I could complain all day about the winters and weird lingo but on the other hand, it’s actually really nice to get to experience watching the seasons change. I would definitely say my favorite is fall due to the setting for impromptu photoshoots and bright colored leaves. Also, for me, there’s nothing better than snuggling up in your cozy bed with a hot drink and watching Halloween movies with your best friends. Back home, the weather pretty much stayed the same, except in the summers where temperatures would skyrocket into the 90s and, much to my dismay, sometimes even to the low 100’s. I have always wanted to experience seasons, one of my deciding factors in choosing to go to school on the East Coast.
There are many positive changes that I’ve adjusted to here, including the life-long friends I have made. I lucked out in my forced triple dorm in Williamson Hall freshman year. Even with the tight space and the fact that we were basically living on top of each other, we came out of it best friends. I am forever grateful to UNH for bringing them to me.
I’ll also have to say there are a lot of friendly people in New Hampshire. One of the first things I noticed when I got here was people holding the door for me. It’s such a small gesture, but I noticed it immediately after coming from the West Coast where usually people would not even think twice about holding a door open for a stranger.

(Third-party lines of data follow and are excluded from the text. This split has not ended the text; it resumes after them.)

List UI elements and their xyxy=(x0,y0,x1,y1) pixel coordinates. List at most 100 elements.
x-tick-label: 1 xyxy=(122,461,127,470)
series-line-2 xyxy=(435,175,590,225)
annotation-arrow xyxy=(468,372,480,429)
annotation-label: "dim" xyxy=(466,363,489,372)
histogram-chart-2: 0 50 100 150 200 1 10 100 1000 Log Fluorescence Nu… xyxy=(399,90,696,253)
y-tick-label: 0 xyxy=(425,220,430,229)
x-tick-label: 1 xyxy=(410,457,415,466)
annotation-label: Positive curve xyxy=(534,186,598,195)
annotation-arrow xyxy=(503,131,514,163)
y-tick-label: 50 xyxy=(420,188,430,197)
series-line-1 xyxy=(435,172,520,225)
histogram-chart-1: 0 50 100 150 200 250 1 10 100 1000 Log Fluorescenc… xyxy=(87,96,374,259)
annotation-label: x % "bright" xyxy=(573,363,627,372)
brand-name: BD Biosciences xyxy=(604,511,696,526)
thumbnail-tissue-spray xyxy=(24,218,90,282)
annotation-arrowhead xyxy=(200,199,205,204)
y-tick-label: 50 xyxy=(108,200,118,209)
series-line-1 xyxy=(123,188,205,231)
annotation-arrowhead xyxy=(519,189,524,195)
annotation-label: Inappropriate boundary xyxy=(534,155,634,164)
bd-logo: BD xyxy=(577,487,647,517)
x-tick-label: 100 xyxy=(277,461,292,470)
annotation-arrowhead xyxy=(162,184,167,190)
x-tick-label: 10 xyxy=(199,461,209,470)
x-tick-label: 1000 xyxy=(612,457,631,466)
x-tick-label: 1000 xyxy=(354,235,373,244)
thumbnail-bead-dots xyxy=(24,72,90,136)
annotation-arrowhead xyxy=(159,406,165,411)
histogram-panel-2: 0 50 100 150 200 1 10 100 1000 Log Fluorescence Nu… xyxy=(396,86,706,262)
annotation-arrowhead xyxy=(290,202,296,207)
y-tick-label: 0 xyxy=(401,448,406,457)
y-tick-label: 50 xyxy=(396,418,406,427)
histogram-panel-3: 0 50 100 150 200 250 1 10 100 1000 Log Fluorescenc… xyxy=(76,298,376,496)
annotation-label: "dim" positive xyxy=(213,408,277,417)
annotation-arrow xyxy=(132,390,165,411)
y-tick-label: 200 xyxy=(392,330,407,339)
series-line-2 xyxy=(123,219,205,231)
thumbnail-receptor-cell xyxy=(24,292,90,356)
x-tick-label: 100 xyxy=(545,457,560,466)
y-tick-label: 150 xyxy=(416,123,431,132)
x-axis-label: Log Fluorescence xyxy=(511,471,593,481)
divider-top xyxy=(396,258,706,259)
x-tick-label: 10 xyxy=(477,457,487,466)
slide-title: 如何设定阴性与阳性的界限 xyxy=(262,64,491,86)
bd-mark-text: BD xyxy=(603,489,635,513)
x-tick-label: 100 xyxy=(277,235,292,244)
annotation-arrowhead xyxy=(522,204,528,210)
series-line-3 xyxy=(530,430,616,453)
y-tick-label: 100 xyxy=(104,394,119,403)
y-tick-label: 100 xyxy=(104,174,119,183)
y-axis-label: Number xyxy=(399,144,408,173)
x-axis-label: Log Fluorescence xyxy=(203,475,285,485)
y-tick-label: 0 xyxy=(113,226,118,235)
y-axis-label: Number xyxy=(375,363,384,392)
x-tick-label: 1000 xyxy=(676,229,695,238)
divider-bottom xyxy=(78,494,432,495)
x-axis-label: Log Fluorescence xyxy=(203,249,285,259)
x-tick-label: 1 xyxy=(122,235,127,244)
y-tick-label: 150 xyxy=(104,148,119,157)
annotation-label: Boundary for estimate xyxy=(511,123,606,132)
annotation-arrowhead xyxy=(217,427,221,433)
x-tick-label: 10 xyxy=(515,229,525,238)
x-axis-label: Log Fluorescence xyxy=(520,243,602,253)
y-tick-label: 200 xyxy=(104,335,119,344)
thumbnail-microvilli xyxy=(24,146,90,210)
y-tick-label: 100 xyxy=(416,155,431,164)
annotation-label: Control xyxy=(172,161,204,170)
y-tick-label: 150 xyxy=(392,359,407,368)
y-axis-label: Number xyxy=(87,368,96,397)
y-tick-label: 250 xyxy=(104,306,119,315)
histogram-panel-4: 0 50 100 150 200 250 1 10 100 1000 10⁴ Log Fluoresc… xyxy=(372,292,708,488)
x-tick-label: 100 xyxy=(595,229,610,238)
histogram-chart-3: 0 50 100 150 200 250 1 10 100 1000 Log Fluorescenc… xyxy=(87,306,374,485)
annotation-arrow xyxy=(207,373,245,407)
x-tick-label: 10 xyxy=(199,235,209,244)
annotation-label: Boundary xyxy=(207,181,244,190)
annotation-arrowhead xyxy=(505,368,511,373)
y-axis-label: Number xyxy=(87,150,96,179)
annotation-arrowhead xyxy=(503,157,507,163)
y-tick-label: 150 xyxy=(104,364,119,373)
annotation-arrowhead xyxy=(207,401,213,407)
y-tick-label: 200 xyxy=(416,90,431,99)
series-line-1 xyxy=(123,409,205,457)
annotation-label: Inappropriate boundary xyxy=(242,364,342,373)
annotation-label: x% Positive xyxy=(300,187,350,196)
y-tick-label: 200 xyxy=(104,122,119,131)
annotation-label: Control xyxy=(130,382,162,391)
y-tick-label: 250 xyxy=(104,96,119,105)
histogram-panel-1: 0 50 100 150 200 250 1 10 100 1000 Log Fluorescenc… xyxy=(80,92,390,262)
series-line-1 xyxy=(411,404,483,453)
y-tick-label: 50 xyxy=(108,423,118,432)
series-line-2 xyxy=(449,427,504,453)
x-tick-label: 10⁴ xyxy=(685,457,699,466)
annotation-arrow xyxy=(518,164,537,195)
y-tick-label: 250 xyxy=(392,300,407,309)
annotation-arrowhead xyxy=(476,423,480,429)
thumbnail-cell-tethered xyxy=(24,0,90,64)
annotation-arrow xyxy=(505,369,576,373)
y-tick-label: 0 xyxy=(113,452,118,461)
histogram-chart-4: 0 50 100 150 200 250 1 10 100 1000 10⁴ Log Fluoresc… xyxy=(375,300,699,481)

UNH junior Antonia Schmitz comes all the way from Germany. “When I first came to UNH, I loved how open, friendly and just sweet everyone was (compared to Germany because people there are just judgmental and rude—at least the majority),” she said. “Also, people are interested in getting to know you and don’t just care about how you look but who you are as a person. I was so scared I wasn’t going to fit in and that people wouldn’t like me but the friends I made my freshman year are still my best friends to this day and they are so loving and amazing and really helped me make UNH my home and showed me how things were done here.”
For me, life in New Hampshire is vastly different from life at home in California, but I think that both the East and West Coasts each have their own special qualities. I will always be a West Coast girl at heart, but I still love being here in the East and meeting new people of different backgrounds.